Blame the FDA for missing-in-action off-label guidelines? Nope, say two lawmakers. It's the HHS

Drugmakers have faulted the FDA for dragging its feet on new off-label marketing guidelines. After all, pharma companies have racked up a series of decisions lending free speech protections to their drug promotions--and agency officials themselves have been promising to speak on the issue for almost two years.

Now, some U.S. lawmakers are weighing in--and they’re placing the blame on HHS Secretary Sylvia Burwell. The House Energy and Commerce Committee fired off a letter to Burwell last week, saying that her agency is holding up the FDA’s proposed guidelines.

“It has come to the committee’s attention that such inaction may be the result of disagreements between FDA and HHS leadership,” stated the letter, signed by committee chairman Fred Upton and subcommittee on health chair Joseph Pitts. “Specifically, despite being on FDA’s guidance agenda since 2014, it is our understanding that HHS has not allowed FDA to issue its completed draft guidance addressing the scope of permissible ‘scientific exchange.’”

Upton and Pitts are advocating for another approach to the off-label problem--a legislative one--and they appear to be trying to twist Burwell’s arm for help in “modernizing law to reflect the intersection of off-label use and 21st century medicine.” They attached a proposed bill to their letter.

It’s part of a political battle over the 21st Century Cures Act, which at one point included specific provisions governing discussion of off-label uses for drugs.
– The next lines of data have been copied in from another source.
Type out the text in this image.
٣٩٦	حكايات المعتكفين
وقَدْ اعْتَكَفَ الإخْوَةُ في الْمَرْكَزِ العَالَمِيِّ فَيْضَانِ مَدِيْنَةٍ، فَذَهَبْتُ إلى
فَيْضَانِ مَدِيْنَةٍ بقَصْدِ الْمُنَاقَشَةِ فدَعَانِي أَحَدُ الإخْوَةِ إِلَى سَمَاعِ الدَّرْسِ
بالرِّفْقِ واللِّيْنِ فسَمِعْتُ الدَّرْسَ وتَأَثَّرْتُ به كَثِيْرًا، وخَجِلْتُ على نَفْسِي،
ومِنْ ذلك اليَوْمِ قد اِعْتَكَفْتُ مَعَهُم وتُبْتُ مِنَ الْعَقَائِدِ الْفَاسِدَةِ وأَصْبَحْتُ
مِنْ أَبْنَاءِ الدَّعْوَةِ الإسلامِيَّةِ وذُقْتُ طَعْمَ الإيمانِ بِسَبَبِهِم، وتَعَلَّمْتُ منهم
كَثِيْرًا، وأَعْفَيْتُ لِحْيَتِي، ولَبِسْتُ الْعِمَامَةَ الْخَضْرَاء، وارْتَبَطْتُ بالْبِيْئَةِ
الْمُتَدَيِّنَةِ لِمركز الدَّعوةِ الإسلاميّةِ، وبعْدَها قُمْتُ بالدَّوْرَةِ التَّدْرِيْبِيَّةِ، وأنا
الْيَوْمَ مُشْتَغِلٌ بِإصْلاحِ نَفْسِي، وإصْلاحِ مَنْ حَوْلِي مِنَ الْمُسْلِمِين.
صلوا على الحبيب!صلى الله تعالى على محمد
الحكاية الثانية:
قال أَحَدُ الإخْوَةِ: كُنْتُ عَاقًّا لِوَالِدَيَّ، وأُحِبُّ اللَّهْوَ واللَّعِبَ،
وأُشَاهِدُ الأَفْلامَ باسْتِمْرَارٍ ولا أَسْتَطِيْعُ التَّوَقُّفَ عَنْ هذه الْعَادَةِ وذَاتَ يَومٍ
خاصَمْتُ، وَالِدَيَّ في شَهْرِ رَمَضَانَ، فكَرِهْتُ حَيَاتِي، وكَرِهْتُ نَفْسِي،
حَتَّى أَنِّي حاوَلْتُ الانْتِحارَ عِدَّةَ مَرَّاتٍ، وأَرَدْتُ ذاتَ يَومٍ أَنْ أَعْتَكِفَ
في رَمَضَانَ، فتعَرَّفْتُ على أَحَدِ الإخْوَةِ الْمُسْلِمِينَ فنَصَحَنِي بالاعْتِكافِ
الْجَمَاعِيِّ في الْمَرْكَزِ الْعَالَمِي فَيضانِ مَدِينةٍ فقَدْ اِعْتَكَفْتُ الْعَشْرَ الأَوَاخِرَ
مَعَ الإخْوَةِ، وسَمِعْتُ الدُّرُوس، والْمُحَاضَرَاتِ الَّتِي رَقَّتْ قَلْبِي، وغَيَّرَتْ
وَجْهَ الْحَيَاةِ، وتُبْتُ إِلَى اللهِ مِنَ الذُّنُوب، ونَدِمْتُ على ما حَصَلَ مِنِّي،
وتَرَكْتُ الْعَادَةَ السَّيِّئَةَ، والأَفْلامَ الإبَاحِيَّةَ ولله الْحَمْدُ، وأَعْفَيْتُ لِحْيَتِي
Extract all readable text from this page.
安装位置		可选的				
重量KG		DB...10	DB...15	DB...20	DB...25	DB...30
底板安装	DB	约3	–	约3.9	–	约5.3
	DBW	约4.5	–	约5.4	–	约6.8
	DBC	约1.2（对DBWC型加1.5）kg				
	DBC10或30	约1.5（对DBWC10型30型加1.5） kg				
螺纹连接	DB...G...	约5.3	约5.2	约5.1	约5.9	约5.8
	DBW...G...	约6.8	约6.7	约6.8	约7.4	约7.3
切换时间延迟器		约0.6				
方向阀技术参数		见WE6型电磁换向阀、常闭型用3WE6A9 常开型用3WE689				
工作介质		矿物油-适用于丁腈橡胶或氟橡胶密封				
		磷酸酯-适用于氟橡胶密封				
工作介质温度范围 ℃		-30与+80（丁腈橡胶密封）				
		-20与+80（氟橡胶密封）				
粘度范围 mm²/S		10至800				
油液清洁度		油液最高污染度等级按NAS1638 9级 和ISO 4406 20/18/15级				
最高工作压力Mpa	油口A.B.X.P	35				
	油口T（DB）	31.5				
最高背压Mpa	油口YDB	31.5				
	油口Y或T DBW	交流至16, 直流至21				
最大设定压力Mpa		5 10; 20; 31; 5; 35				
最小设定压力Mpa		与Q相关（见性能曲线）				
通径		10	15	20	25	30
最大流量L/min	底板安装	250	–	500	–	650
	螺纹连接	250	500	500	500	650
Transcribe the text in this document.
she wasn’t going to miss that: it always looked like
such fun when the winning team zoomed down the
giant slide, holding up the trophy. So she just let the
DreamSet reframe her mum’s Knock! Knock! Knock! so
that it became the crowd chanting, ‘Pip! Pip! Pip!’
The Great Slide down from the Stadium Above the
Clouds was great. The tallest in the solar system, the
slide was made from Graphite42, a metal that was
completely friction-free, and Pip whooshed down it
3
It’s not part of the bill now; all that’s included, the letter notes, are some provisions for payer discussions and a requirement that the FDA issue the long-promised guidance within 18 months of the law’s passing--the very guidance, the letter says, “the agency already sent to HHS for clearance.” The White House came out against the payer language, saying that it would “undermine regulatory standards,” the letter notes.

It’s also part of the ongoing debate over off-label marketing. A series of court rulings and legal settlements began with the influential U.S. v. Caronia ruling in 2013, which baldly stated, "The government cannot prosecute pharmaceutical manufacturers … for speech promoting the lawful, off-label use of an FDA-approved drug."
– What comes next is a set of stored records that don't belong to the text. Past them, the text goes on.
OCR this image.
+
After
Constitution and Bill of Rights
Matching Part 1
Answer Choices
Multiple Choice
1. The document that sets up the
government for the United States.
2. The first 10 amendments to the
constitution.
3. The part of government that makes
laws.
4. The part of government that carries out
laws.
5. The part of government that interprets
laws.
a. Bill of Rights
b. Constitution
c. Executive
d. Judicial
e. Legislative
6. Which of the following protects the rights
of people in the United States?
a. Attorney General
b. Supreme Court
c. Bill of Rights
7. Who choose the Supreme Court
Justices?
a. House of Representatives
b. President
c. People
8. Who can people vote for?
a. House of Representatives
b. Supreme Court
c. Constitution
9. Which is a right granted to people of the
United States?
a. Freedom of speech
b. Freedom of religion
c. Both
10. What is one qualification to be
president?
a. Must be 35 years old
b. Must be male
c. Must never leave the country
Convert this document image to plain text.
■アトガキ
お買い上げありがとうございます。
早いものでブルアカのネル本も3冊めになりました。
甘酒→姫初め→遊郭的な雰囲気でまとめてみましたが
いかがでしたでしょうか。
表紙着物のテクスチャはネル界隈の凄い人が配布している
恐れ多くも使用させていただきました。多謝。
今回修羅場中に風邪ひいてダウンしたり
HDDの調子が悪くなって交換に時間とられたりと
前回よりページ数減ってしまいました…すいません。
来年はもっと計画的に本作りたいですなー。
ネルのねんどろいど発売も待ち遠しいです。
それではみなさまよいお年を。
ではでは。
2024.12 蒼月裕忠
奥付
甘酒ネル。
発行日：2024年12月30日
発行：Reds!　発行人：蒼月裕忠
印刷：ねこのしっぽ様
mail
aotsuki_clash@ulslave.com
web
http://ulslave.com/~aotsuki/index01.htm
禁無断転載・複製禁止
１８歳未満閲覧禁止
The FDA declined to appeal that ruling to the Supreme Court, so there's been a feeling that the agency might soften its stance, and officials have suggested that they’d weigh a new approach.

"[T]he agency is taking these first amendment concerns very seriously," Elizabeth Dickinson, the FDA's chief counsel, promised back in 2014. "We are currently carefully evaluating our policies in light of court decisions on first amendment issues," Center for Drug Evaluation and Research chief Janet Woodcock also said at the time.
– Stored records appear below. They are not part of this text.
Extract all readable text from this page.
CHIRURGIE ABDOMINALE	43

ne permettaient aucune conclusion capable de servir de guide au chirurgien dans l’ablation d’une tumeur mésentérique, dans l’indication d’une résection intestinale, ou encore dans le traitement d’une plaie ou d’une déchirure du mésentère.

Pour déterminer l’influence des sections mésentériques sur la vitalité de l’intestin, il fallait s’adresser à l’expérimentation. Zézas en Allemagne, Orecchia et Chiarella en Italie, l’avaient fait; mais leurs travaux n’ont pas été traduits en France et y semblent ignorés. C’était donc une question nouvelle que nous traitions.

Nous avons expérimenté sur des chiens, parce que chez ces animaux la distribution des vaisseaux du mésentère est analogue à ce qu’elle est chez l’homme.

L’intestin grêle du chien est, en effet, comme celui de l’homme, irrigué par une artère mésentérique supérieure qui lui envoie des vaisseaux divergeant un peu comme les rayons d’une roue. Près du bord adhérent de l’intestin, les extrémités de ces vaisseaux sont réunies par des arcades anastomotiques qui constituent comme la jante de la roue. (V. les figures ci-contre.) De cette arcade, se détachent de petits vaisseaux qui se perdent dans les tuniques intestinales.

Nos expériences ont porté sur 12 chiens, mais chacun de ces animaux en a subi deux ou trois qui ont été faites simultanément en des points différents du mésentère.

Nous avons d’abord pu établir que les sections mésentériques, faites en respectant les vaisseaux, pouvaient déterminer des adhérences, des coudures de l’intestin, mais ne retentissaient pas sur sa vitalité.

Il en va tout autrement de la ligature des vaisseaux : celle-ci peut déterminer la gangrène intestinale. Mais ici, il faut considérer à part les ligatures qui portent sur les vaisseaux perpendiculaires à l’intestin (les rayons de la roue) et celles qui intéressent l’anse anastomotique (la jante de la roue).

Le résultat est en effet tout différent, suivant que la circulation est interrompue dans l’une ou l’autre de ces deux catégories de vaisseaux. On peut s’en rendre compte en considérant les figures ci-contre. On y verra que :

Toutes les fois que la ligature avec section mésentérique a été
Since then, it has settled two free-speech-based lawsuits, filed by Pacira Pharmaceuticals and Amarin, in ways that cracked open the door to “truthful” discussion of unapproved uses, but without opening it all the way.

In February, a panel of experts from the Duke-Margolis Center for Health Policy proposed a raft of potential changes to off-label policy--everything from a revamped website to make guidelines more easily accessible to a third-party panel that would review new off-label promotional materials and score the evidence used for backup.

Of course the FDA’s own thinking at this point isn’t public--whether held up by HHS red tape or not. Until the guidelines see the light of day, or Congress itself takes action, drugmakers have to deal with the uncertain status quo.